When my parents began to fight (just arguments with shouting, no physical violence) my handwriting got a lot better. The improvement was such that I got a penmanship award. Apparently this is common: when things get scary, children get compliant. And that's what the prophets were "feeling" or intuiting about the gathering threats from Assyria and Egypt. You can find the same sentiments in the Cargo Cult preaching from the Solomon Islands. We have to shape up and fly right, or there will be doom.

Many well-read people stop with the de-bunking of such theological malarkey. That's all they want to understand of it - there are claims about the nature of reality, which don't hold up to analysis and evidence. But since I see theological speculation as a reflection of people's actual problems and their attempts to come to grips with the questions of what makes life worthwhile, I think it's worth the trouble to see what our internal response is suggesting we need to deal with.
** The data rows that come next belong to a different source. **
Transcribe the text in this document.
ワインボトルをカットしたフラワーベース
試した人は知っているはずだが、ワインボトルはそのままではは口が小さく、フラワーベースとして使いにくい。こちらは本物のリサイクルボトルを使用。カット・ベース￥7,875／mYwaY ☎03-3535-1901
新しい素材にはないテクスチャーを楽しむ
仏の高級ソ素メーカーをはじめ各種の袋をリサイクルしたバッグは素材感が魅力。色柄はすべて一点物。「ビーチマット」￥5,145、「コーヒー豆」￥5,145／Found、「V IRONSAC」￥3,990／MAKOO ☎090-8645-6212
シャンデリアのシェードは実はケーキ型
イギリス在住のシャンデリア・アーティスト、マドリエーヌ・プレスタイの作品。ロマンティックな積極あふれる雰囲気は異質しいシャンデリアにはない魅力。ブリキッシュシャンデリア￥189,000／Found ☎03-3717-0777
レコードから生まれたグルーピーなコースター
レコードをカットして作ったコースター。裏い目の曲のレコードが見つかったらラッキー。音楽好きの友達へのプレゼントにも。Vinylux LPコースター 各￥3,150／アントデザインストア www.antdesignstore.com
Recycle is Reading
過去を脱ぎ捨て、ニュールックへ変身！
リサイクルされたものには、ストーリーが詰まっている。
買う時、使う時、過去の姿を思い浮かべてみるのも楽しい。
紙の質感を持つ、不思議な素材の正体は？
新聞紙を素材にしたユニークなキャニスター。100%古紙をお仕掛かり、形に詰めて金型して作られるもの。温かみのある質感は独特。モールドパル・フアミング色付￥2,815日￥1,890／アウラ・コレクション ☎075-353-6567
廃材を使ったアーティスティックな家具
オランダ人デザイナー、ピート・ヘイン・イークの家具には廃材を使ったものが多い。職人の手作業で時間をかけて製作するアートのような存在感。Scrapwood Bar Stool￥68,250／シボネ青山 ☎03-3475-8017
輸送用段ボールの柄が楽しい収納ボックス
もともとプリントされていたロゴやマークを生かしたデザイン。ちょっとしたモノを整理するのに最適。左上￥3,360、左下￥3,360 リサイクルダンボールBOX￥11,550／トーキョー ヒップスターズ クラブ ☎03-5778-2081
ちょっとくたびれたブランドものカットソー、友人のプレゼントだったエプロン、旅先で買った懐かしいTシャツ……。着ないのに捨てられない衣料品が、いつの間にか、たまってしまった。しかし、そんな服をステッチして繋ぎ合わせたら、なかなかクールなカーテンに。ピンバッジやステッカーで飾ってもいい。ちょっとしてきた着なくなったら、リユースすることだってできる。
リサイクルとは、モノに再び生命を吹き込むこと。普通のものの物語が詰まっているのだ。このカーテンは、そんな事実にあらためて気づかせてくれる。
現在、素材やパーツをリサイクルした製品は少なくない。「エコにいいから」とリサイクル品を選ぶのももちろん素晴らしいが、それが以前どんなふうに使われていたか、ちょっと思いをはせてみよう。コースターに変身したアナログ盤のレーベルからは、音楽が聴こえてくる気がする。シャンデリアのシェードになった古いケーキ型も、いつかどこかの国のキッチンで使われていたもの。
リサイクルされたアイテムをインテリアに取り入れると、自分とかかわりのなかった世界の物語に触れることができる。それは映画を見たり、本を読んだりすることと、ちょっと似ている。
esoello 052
While I don't believe that selling the poor for a pair of shoes is likely to bring down the wrath of God in the form of Assyrian conquerors, I do think it is worth understanding why we might guess that the two are related. We might intuit, for example, that a nation's strength could be undermined by the lack of social cohesion created by the urge of the rich to seek ever more privilege and dominance. We might intuit that the key to thriving in a tumultuous world of empire could be the improved methods which arise when people are prosperous and take care of one another. We might even recognize that our ability to make safe but courageous judgments, as Queen Esther did, could be tied to an inner peace that comes from putting first things first, so that we are satisfied we are doing what we can to make the world better, and leave the results to God.

Religion means linking people together

The next stage, IMHO, is to find (or restore) a vocabulary and mode of discourse that can take our interplay of emotions seriously in the context of our social values. One key element of that is to hold competing principles in tension, rather than feeling we can't cope without someone sorting them out for us. Basic tensions like autonomy vs. belonging, or wanting to enjoy recreation but knowing we have to work, are things most people cope with adequately, but we often lack ways of sorting them out with each other and easily make things worse when we try to process them together. And, as the books I mentioned underline, processing things together is what makes social life functional.